Rob Rees, last week appointed chairman of the School Food Trust, is calling on school headteachers to adopt a lunchtime lock-in policy in a bid to encourage healthy eating habits.
The former chef, who took over the role from television cook Prue Leith, said to the Independent: "I would like headteachers to have a policy of no one being offsite during lunchtime. Schools that have done this have found improvements in behaviour in the afternoon."
He added that schools unwilling to detain children at lunchtime should at least demand that local fast-food outlets provide healthier fare.
"If you're going to let them off site, at least negotiate with the local chippie not to put salt cellars out for them," he said. "That tiny thing can make a difference. There's enough salt in the fish and chips anyway."
Rees said he thought that parents would back the ban because children who have a good, nutritional meal at lunchtime might not need a very big meal in the evening.

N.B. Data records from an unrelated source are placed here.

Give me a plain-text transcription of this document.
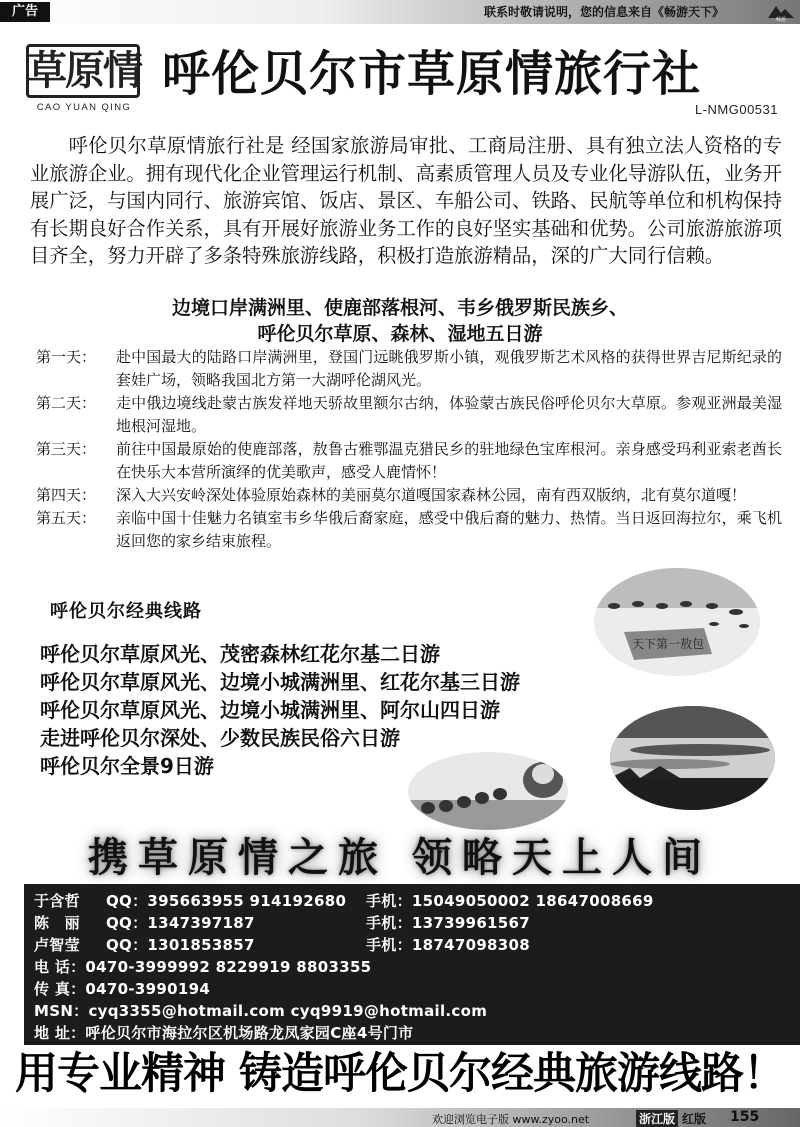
广告	联系时敬请说明，您的信息来自《畅游天下》
畅游
草原情
CAO YUAN QING
呼伦贝尔市草原情旅行社
L-NMG00531
呼伦贝尔草原情旅行社是 经国家旅游局审批、工商局注册、具有独立法人资格的专业旅游企业。拥有现代化企业管理运行机制、高素质管理人员及专业化导游队伍，业务开展广泛，与国内同行、旅游宾馆、饭店、景区、车船公司、铁路、民航等单位和机构保持有长期良好合作关系，具有开展好旅游业务工作的良好坚实基础和优势。公司旅游旅游项目齐全，努力开辟了多条特殊旅游线路，积极打造旅游精品，深的广大同行信赖。
边境口岸满洲里、使鹿部落根河、韦乡俄罗斯民族乡、
呼伦贝尔草原、森林、湿地五日游
第一天：	赴中国最大的陆路口岸满洲里，登国门远眺俄罗斯小镇，观俄罗斯艺术风格的获得世界吉尼斯纪录的套娃广场，领略我国北方第一大湖呼伦湖风光。
第二天：	走中俄边境线赴蒙古族发祥地天骄故里额尔古纳，体验蒙古族民俗呼伦贝尔大草原。参观亚洲最美湿地根河湿地。
第三天：	前往中国最原始的使鹿部落，敖鲁古雅鄂温克猎民乡的驻地绿色宝库根河。亲身感受玛利亚索老酋长在快乐大本营所演绎的优美歌声，感受人鹿情怀！
第四天：	深入大兴安岭深处体验原始森林的美丽莫尔道嘎国家森林公园，南有西双版纳，北有莫尔道嘎！
第五天：	亲临中国十佳魅力名镇室韦乡华俄后裔家庭，感受中俄后裔的魅力、热情。当日返回海拉尔，乘飞机返回您的家乡结束旅程。
呼伦贝尔经典线路
呼伦贝尔草原风光、茂密森林红花尔基二日游
呼伦贝尔草原风光、边境小城满洲里、红花尔基三日游
呼伦贝尔草原风光、边境小城满洲里、阿尔山四日游
走进呼伦贝尔深处、少数民族民俗六日游
呼伦贝尔全景9日游
天下第一敖包
携草原情之旅 领略天上人间
于含哲 QQ：395663955 914192680 手机：15049050002 18647008669
陈　丽 QQ：1347397187	手机：13739961567
卢智莹 QQ：1301853857	手机：18747098308
电 话：0470-3999992 8229919 8803355
传 真：0470-3990194
MSN：cyq3355@hotmail.com cyq9919@hotmail.com
地 址：呼伦贝尔市海拉尔区机场路龙凤家园C座4号门市
用专业精神 铸造呼伦贝尔经典旅游线路！
欢迎浏览电子版 www.zyoo.net	浙江版 红版 155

The SFT chair urged schools to buy in local produce rather than pre-packaged food and said that pupils should be treated as customers, adding that they should be enticed with better meals. "After all, in secondary schools, if they are allowed out at lunchtime, they can take their money elsewhere," he added.
However, Rees' proposal has been met with resistance. Chris Davies, former chairman of the National Primary Headteachers' Association, said: "Most headteachers are already in favour of improving pupils' nutrition and diet but shutting the school gates in order to achieve that is a step too far," he said.
"Preventing pupils from leaving the premises is a less imaginative strategy. It is difficult to enforce, puts further pressure on staff and it is likely to lead to disgruntled parents and children complaining about their civil rights."
He suggested that reducing the length lunchtime and there fore allowing pupils less time to be offsite might be a more appropriate strategy.